Ernest Melano nel 1824 diresse, per volere del re Carlo Felice, i lavori di restauro dell'abbazia di Hautecombe, antica sede di sepoltura dei principi di casa Savoia dal XII al XVI secolo, fatta rivivere dal giovane architetto pinerolese in forme neogotiche.

Divenuto architetto di Corte e ingegnere capo dell'Ufficio d'arte della Real Casa, fu incaricato della preparazione di un progetto per l'ingrandimento del castello di Racconigi su commissione di Carlo Alberto che, salito al trono nel 1831, desiderava ampliare il castello per ricavare nuovi appartamenti.

Melano risolvette il problema distributivo con la costruzione di due bassi fabbricati simmetrici formanti due cortili interni, stilisticamente legati alle preesistenti strutture barocche del Guarini e neoclassiche del Borra, riuscendo così a mantenere l'equilibrio della composizione. I lavori iniziarono nel 1834 per l'ala di ponente e nel 1842 per quella di levante. Durante il lungo cantiere l'architetto seguì direttamente le opere soggiornando frequentemente al castello di Racconigi.

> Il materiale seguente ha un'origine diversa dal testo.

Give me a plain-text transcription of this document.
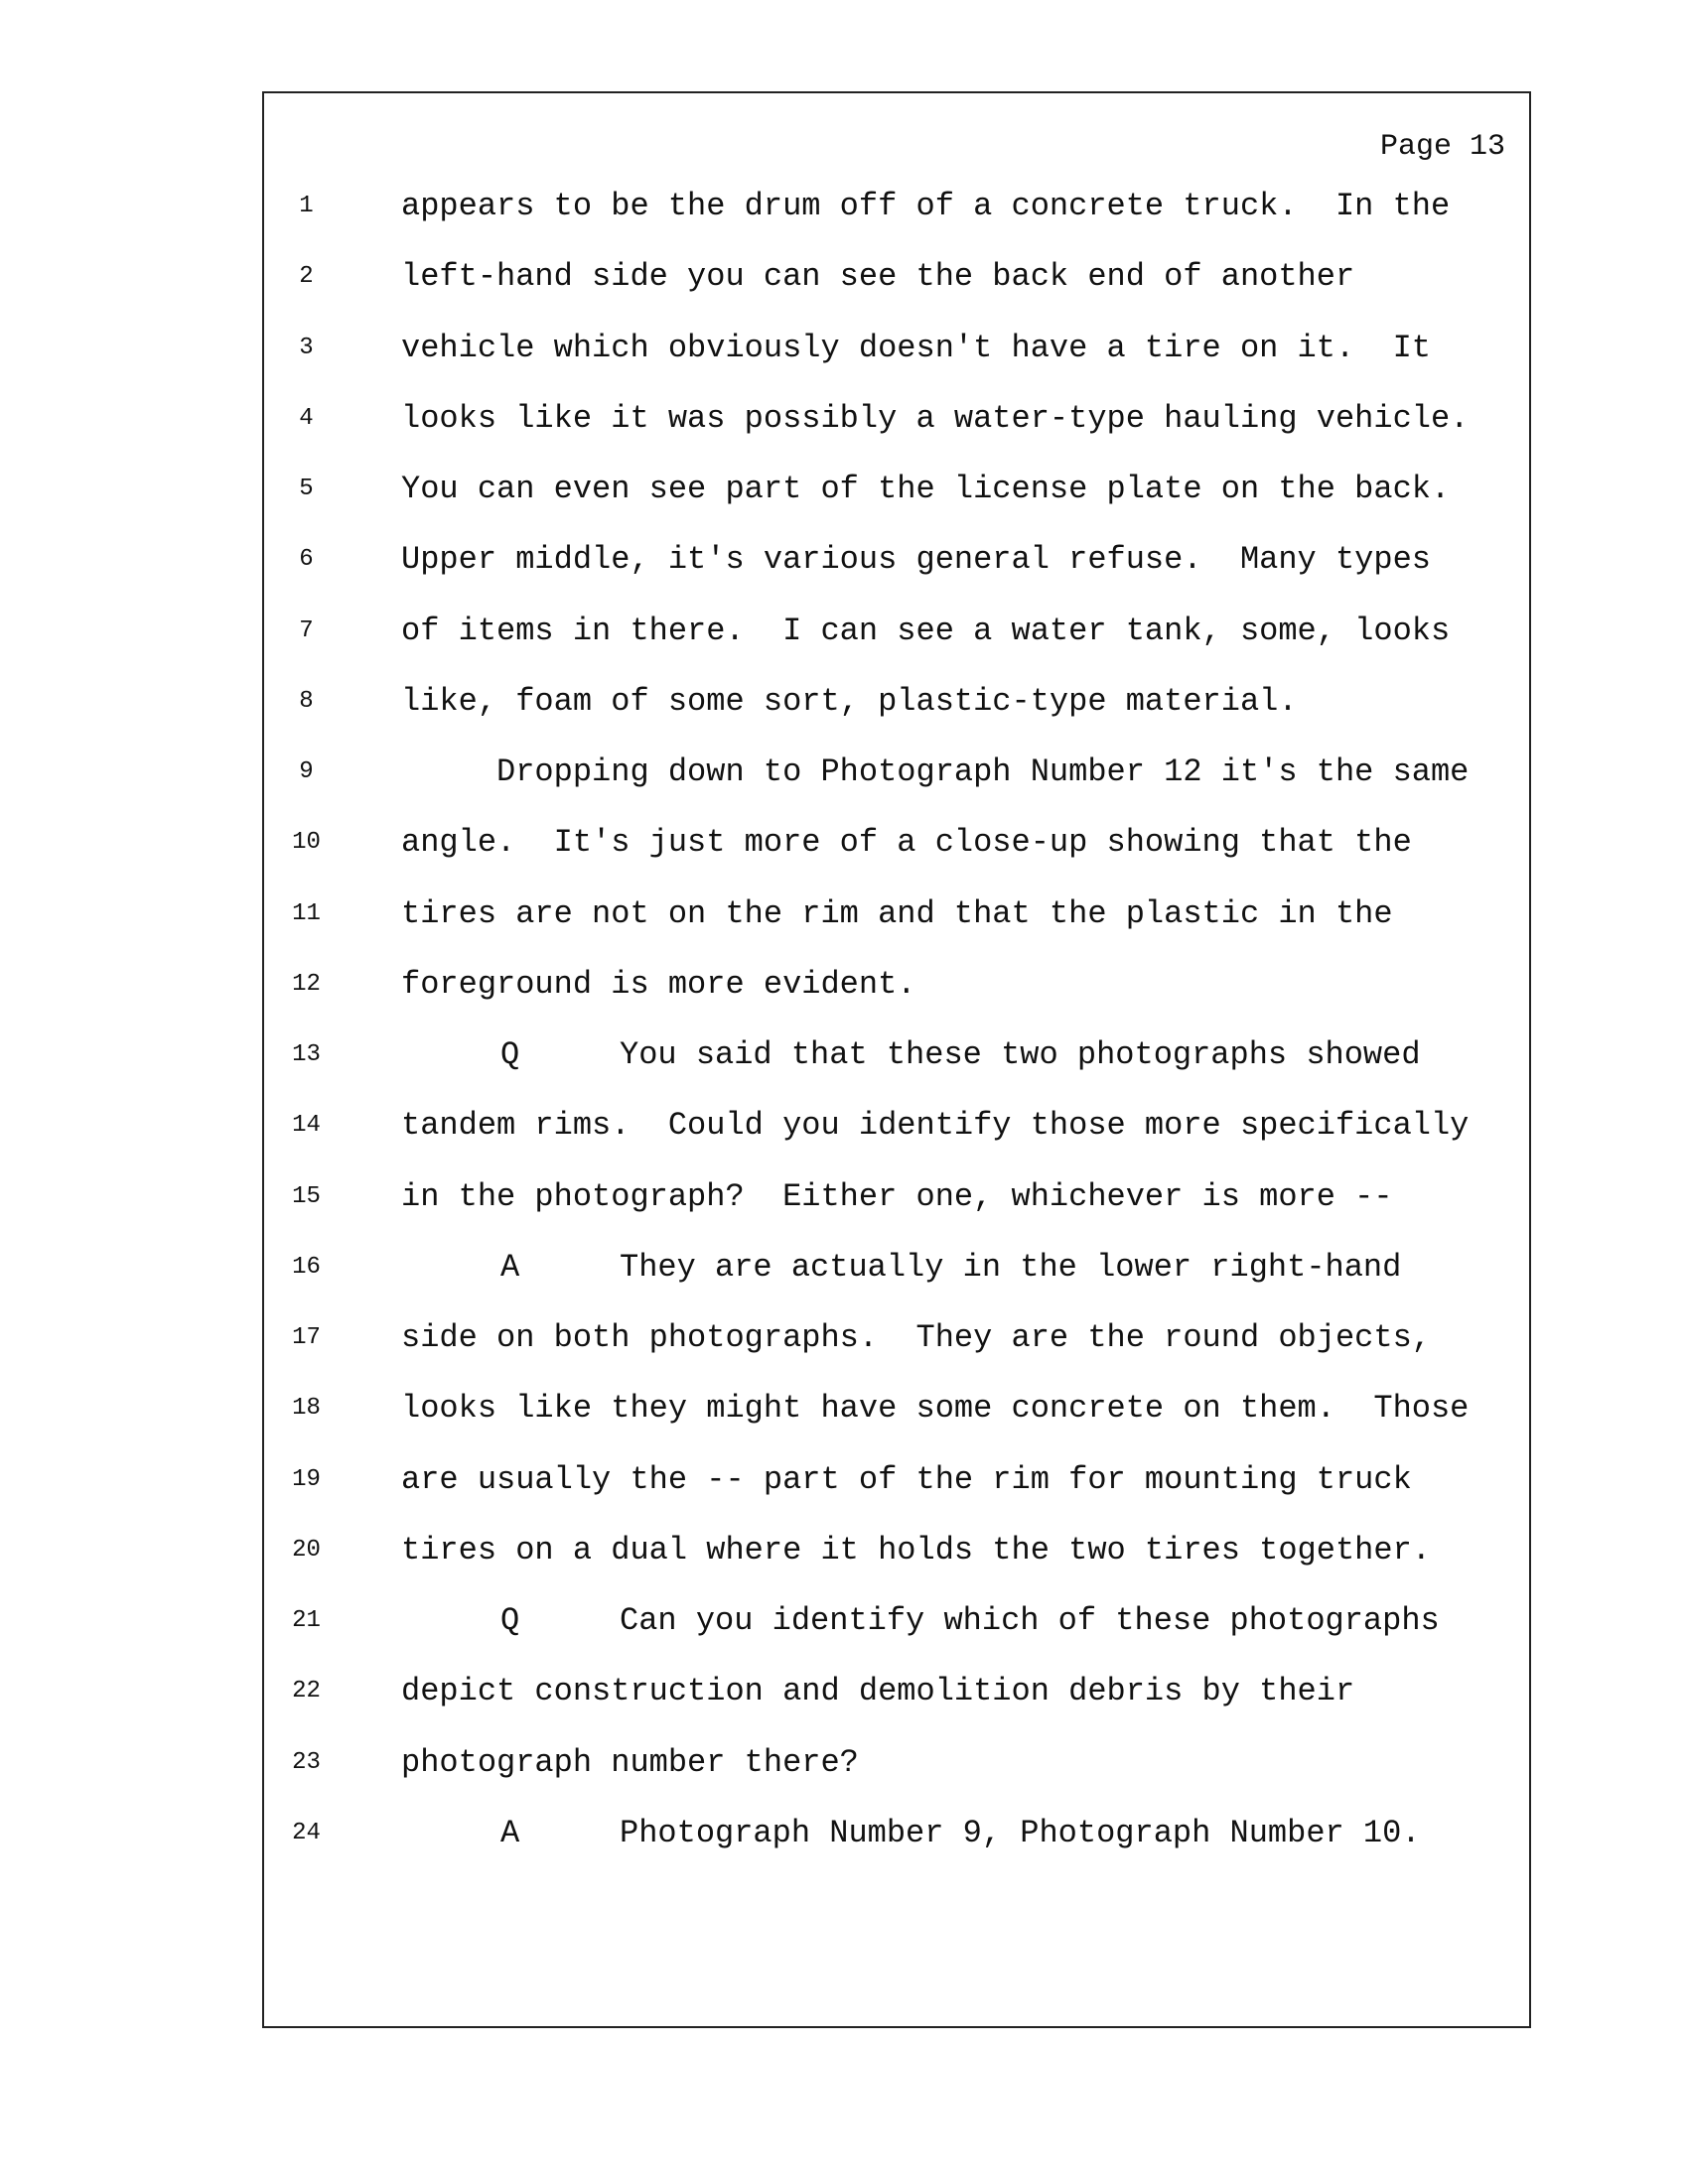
Page 13
1	appears to be the drum off of a concrete truck.  In the
2	left-hand side you can see the back end of another
3	vehicle which obviously doesn't have a tire on it.  It
4	looks like it was possibly a water-type hauling vehicle.
5	You can even see part of the license plate on the back.
6	Upper middle, it's various general refuse.  Many types
7	of items in there.  I can see a water tank, some, looks
8	like, foam of some sort, plastic-type material.
9	Dropping down to Photograph Number 12 it's the same
10	angle.  It's just more of a close-up showing that the
11	tires are not on the rim and that the plastic in the
12	foreground is more evident.
13	Q	You said that these two photographs showed
14	tandem rims.  Could you identify those more specifically
15	in the photograph?  Either one, whichever is more --
16	A	They are actually in the lower right-hand
17	side on both photographs.  They are the round objects,
18	looks like they might have some concrete on them.  Those
19	are usually the -- part of the rim for mounting truck
20	tires on a dual where it holds the two tires together.
21	Q	Can you identify which of these photographs
22	depict construction and demolition debris by their
23	photograph number there?
24	A	Photograph Number 9, Photograph Number 10.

Nella stessa cittadina egli lavorò anche alla costruzione del santuario in stile neoclassico dedicato alla Madonna delle Grazie, commissionatogli da Carlo Alberto nel 1836.

Collaborò poi nuovamente con Pelagio Palagi al rifacimento ottocentesco del castello di Pollenzo, dove coesistono gli stili più svariati, dal neoromanico al neogotico, combinati in modo suggestivo e nel 1840, per commissione del conte Carlo Beraudo, ministro dell'Interno di Carlo Alberto, lavorò alla ristrutturazione del castello di Pralormo.